For me, the truth is even worse. AdventureMan gave me the new Lumix for Christmas, and I took a few photos with it, and really used the earlier Lumix with which I am now very familiar. I could always count on it to get great shots.
There are two things I love about this camera. I used to carry a big huge Nikon everywhere – Kenya, Tanzania, Botswana, Nabimia – backpack full of lenses and cleaning supplies, having to change lenses, and often not having enough light. . . the Lumix fits in my purse, and is easily cleaned. You don’t switch lenses; it has a lot of versatility, and it takes photos in very low light. In fact, I often have two in my purse; I bought a smaller one for everyday-in-a-hurry photos. I use it when you might use your phone camera.
This time, early on, I discovered the Scenic mode: sunset. It allowed me to shoot exactly what I was seeing, those stunning colors of the African sunset (LOL, during burning season, the atmosphere is full of particulate, and that gives it those amazing colors.)
At Nsefu Camp, the oldest Robin Pope Camp, they have decorated with old black and whites, and there is a romance to some of those very old photos that intrigued me.

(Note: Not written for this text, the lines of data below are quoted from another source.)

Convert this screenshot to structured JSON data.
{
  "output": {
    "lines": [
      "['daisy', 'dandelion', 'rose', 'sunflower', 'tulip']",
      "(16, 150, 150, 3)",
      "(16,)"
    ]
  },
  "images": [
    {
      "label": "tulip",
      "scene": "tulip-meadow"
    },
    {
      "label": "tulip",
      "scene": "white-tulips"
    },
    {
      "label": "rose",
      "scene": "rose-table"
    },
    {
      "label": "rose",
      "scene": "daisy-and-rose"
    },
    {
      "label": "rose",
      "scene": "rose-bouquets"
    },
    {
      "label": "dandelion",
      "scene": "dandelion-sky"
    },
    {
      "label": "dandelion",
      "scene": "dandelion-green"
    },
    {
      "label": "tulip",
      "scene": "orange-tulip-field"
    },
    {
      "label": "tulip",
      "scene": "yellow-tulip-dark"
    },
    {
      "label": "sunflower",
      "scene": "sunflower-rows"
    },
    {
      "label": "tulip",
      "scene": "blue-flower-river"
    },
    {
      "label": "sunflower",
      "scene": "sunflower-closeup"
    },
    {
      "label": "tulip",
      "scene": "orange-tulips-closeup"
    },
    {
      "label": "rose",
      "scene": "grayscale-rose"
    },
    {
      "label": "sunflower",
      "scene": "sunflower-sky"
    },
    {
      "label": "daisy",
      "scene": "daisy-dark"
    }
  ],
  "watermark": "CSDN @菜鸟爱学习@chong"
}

I have a wall in my office, a wall no one else can see, and I think it would be fun to have a romantic Africa series, black and white, so I decided to use my Color Mode: Dynamic Black and White. It gave me exactly what I was looking for, and I also learned that to get that old time look, I needed NOT to use the zoom, but to take the photos in context.
The bright sun, reflecting off the tusks, the backs of the hippos, the water, palm leaves, contrasting with the deeper darks of the green bushes, trees and foliage, is what makes them pop. I took a lot of mediocre shots; I won’t bore you with them, it’s a lot like the leopard, bad things can happen, or there just isn’t enough contrast to make it a good photo.
These are the ones I am enjoying. I’ll probably choose 4 – 6 of them to have printed 🙂
This is where we had coffee/tea in Chongwe; doesn’t it look early 1900’s to you?
I love this one; I think it is a matter of perspective:
It sounds funny, but it helps to be a quilter. When you are doing a quilt, you have to have a focus, and you need contrast to make the quilt effective.